Context and objective

Idiopathic central precocious puberty (iCPP) is defined as early activation of the hypothalamic–pituitary–gonadal axis in the absence of identifiable central lesions. Mutations of the makorin RING finger 3 (MKRN3) gene are associated with iCPP. We aimed to assess the frequency of MKRN3 mutations in iCPP and to compare the phenotypes of patients with and without MKRN3 mutations.

Design

An observational study was carried out on patients recruited at pediatric hospitals in France and Italy. Forty-six index CPP cases were screened for mutations in the MKRN3 coding sequence: 28 index cases of familial cases and 18 cases did not report any familial history of CPP. The endocrine phenotype was compared between MKRN3 mutated and non-mutated patients.

Results

MKRN3 mutations were identified in one sporadic and 13 familial cases. We identified five new heterozygous missense mutations predicted to be deleterious for protein function and two frameshift mutations, one new and the other recurrent, predicted to result in truncated proteins.
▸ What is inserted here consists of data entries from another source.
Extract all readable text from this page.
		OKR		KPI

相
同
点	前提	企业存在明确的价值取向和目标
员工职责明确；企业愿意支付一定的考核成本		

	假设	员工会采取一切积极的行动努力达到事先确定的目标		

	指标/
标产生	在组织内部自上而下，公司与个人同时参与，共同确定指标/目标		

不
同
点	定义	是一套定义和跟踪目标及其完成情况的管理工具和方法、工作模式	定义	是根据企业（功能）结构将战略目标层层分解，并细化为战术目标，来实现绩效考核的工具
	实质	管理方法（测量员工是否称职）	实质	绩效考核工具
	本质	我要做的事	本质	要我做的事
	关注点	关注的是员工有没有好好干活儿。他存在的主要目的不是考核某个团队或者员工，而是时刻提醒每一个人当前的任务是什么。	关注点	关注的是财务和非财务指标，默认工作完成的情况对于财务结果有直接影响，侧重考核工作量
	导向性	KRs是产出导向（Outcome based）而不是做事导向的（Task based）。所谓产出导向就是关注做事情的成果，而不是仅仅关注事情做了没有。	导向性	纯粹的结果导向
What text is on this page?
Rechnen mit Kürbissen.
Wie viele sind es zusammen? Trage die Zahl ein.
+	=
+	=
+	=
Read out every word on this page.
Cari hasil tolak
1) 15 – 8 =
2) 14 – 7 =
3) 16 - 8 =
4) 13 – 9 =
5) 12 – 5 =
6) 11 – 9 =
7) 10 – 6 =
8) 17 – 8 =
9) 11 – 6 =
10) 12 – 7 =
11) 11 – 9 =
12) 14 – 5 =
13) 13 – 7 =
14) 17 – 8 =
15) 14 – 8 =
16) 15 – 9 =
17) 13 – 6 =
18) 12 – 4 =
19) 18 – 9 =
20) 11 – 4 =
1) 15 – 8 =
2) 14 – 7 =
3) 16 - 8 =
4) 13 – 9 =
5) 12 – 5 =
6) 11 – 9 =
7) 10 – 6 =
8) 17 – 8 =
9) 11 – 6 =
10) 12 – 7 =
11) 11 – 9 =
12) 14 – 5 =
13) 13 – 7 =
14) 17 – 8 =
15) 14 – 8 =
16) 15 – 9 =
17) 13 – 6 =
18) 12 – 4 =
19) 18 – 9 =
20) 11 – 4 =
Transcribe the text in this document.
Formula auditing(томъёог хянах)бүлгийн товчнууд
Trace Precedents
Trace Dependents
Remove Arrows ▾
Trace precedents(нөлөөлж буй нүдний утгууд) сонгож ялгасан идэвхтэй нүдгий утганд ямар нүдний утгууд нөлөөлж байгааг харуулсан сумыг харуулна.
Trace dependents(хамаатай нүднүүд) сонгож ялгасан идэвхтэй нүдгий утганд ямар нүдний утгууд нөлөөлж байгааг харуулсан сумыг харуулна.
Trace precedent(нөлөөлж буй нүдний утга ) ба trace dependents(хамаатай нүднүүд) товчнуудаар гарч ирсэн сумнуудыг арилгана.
Age at puberty onset varied very little among patients with MKRN3 mutations and puberty occurred earlier in these patients than in those without MKRN3 mutations (6.0 years (5.4–6.0) vs 7.0 years (6.0–7.0), P=0.01).

Conclusions

MKRN3 mutations are common in familial iCPP. MKRN3 is one of the gatekeepers of the postnatal activation of the gonadotropic axis.